The Queen is the first British monarch to reach a 65th wedding anniversary.
Although the couple’s schedule is free of public engagements today, the Queen has audiences in the morning with the outgoing and incoming Commanding Officer of the third Battalion The Royal Welsh and the High Commissioner for Belize.
Princess Elizabeth and Prince Philip of Greece first met in 1934 whenthey attended the wedding of Philip’s cousin, Princess Marina of Greece to Princess Elizabeth’s uncle, the Duke of Kent
Their Blue Sapphire anniversary falls in the same year that the monarch marked her historic Diamond Jubilee.
Philip, 91, was forced to miss some of the key celebrations during the special bank holiday weekend honouring the Queen’s 60-year reign after falling ill with a bladder infection.
He was taken to hospital the day after braving cold, wet and windy conditions on the royal barge for several hours during the Diamond Jubilee Pageant on the River Thames.

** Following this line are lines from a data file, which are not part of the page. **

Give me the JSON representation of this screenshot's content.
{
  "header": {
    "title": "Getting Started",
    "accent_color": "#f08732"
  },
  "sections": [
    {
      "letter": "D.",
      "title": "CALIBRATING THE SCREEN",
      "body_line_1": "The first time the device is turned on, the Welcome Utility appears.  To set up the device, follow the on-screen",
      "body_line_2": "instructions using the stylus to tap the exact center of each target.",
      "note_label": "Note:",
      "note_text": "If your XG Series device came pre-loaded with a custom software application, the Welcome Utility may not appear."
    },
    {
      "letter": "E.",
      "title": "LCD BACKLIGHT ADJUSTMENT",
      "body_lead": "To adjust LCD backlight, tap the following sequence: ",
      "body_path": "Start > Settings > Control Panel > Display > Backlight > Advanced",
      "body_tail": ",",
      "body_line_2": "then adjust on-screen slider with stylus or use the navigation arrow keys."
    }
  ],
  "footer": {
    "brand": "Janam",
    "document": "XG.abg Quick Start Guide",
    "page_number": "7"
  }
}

The Duke was also taken to hospital in August for a recurrence of the bladder infection during his summer break in Balmoral in Scotland and previously had a successful procedure to clear a blocked coronary artery last December, spending four nights in hospital over Christmas. Princess Elizabeth and Prince Philip of Greece first met in 1934 when they attended the wedding of Philip’s cousin, Princess Marina of Greece to Princess Elizabeth’s uncle, the Duke of Kent.

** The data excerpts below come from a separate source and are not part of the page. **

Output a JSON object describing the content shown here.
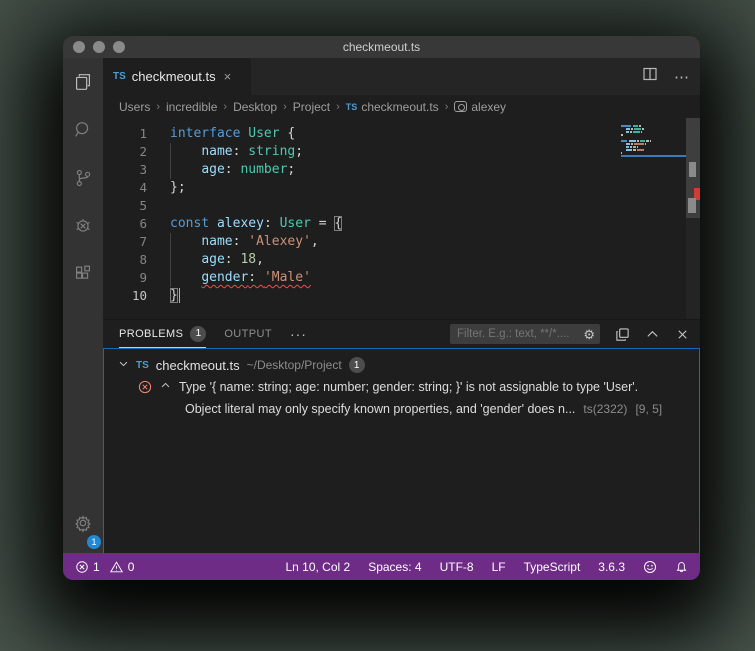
{
  "window": {
    "title": "checkmeout.ts"
  },
  "colors": {
    "accent": "#1668b8",
    "statusbar": "#6f2c87",
    "error": "#f48771",
    "squiggle": "#f14c4c",
    "keyword": "#569cd6",
    "type": "#4ec9b0",
    "variable": "#9cdcfe",
    "string": "#ce9178",
    "number": "#b5cea8"
  },
  "activity_bar": {
    "items": [
      "explorer",
      "search",
      "source-control",
      "debug",
      "extensions"
    ],
    "settings_badge": "1"
  },
  "tab_bar": {
    "tab_icon": "TS",
    "tab_label": "checkmeout.ts",
    "close": "×"
  },
  "breadcrumbs": {
    "items": [
      {
        "label": "Users"
      },
      {
        "label": "incredible"
      },
      {
        "label": "Desktop"
      },
      {
        "label": "Project"
      },
      {
        "label": "checkmeout.ts",
        "icon": "ts"
      },
      {
        "label": "alexey",
        "icon": "symbol-variable"
      }
    ]
  },
  "editor": {
    "lines": [
      {
        "n": "1",
        "tokens": [
          {
            "c": "kw",
            "t": "interface"
          },
          {
            "c": "pun",
            "t": " "
          },
          {
            "c": "type",
            "t": "User"
          },
          {
            "c": "pun",
            "t": " {"
          }
        ]
      },
      {
        "n": "2",
        "guide": true,
        "tokens": [
          {
            "c": "pun",
            "t": "    "
          },
          {
            "c": "var",
            "t": "name"
          },
          {
            "c": "pun",
            "t": ": "
          },
          {
            "c": "type",
            "t": "string"
          },
          {
            "c": "pun",
            "t": ";"
          }
        ]
      },
      {
        "n": "3",
        "guide": true,
        "tokens": [
          {
            "c": "pun",
            "t": "    "
          },
          {
            "c": "var",
            "t": "age"
          },
          {
            "c": "pun",
            "t": ": "
          },
          {
            "c": "type",
            "t": "number"
          },
          {
            "c": "pun",
            "t": ";"
          }
        ]
      },
      {
        "n": "4",
        "tokens": [
          {
            "c": "pun",
            "t": "};"
          }
        ]
      },
      {
        "n": "5",
        "tokens": []
      },
      {
        "n": "6",
        "tokens": [
          {
            "c": "kw",
            "t": "const"
          },
          {
            "c": "pun",
            "t": " "
          },
          {
            "c": "var",
            "t": "alexey"
          },
          {
            "c": "pun",
            "t": ": "
          },
          {
            "c": "type",
            "t": "User"
          },
          {
            "c": "pun",
            "t": " = "
          },
          {
            "c": "pun",
            "t": "{",
            "b": true
          }
        ]
      },
      {
        "n": "7",
        "guide": true,
        "tokens": [
          {
            "c": "pun",
            "t": "    "
          },
          {
            "c": "var",
            "t": "name"
          },
          {
            "c": "pun",
            "t": ": "
          },
          {
            "c": "str",
            "t": "'Alexey'"
          },
          {
            "c": "pun",
            "t": ","
          }
        ]
      },
      {
        "n": "8",
        "guide": true,
        "tokens": [
          {
            "c": "pun",
            "t": "    "
          },
          {
            "c": "var",
            "t": "age"
          },
          {
            "c": "pun",
            "t": ": "
          },
          {
            "c": "num",
            "t": "18"
          },
          {
            "c": "pun",
            "t": ","
          }
        ]
      },
      {
        "n": "9",
        "guide": true,
        "tokens": [
          {
            "c": "pun",
            "t": "    "
          },
          {
            "c": "var",
            "t": "gender",
            "u": true
          },
          {
            "c": "pun",
            "t": ": ",
            "u": true
          },
          {
            "c": "str",
            "t": "'Male'",
            "u": true
          }
        ]
      },
      {
        "n": "10",
        "active": true,
        "cursor": true,
        "tokens": [
          {
            "c": "pun",
            "t": "}",
            "b": true
          }
        ]
      }
    ]
  },
  "panel": {
    "tabs": [
      {
        "label": "PROBLEMS",
        "badge": "1",
        "active": true
      },
      {
        "label": "OUTPUT"
      }
    ],
    "more_label": "···",
    "filter_placeholder": "Filter. E.g.: text, **/*....",
    "file_row": {
      "icon": "TS",
      "name": "checkmeout.ts",
      "path": "~/Desktop/Project",
      "badge": "1"
    },
    "error": {
      "message": "Type '{ name: string; age: number; gender: string; }' is not assignable to type 'User'.",
      "detail": "Object literal may only specify known properties, and 'gender' does n...",
      "source": "ts(2322)",
      "position": "[9, 5]"
    }
  },
  "status_bar": {
    "errors": "1",
    "warnings": "0",
    "cursor_position": "Ln 10, Col 2",
    "indentation": "Spaces: 4",
    "encoding": "UTF-8",
    "eol": "LF",
    "language": "TypeScript",
    "version": "3.6.3"
  }
}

The Princess and Lieutenant Philip Mountbatten, who became a naturalised British subject and changed his surname, married on November 20, 1947 at Westminster Abbey, where the Duke and Duchess of Cambridge wed last year.
The ceremony provided the nation with a morale boost in the austere post-war days amid the widespread rationing facing the country.
The royal bride wore an ivory silk Norman Hartnell gown, decorated with 10,000 seed pearls, glittering crystals and featuring an intricate four-metre star-patterned train.
The night before, thousands of well-wishers braved the cold November air to stake their place along the processional route. Millions of people listened on the wireless to news reports or watched coverage on the weekly cinema newsreels.
The newlyweds celebrated afterwards with guests at a wedding breakfast in Buckingham Palace’s Ball Supper Room.
They honeymooned at Broadlands, Hampshire – the home of Philip’s uncle, Lord Mountbatten – and also at Birkhall on the Balmoral estate.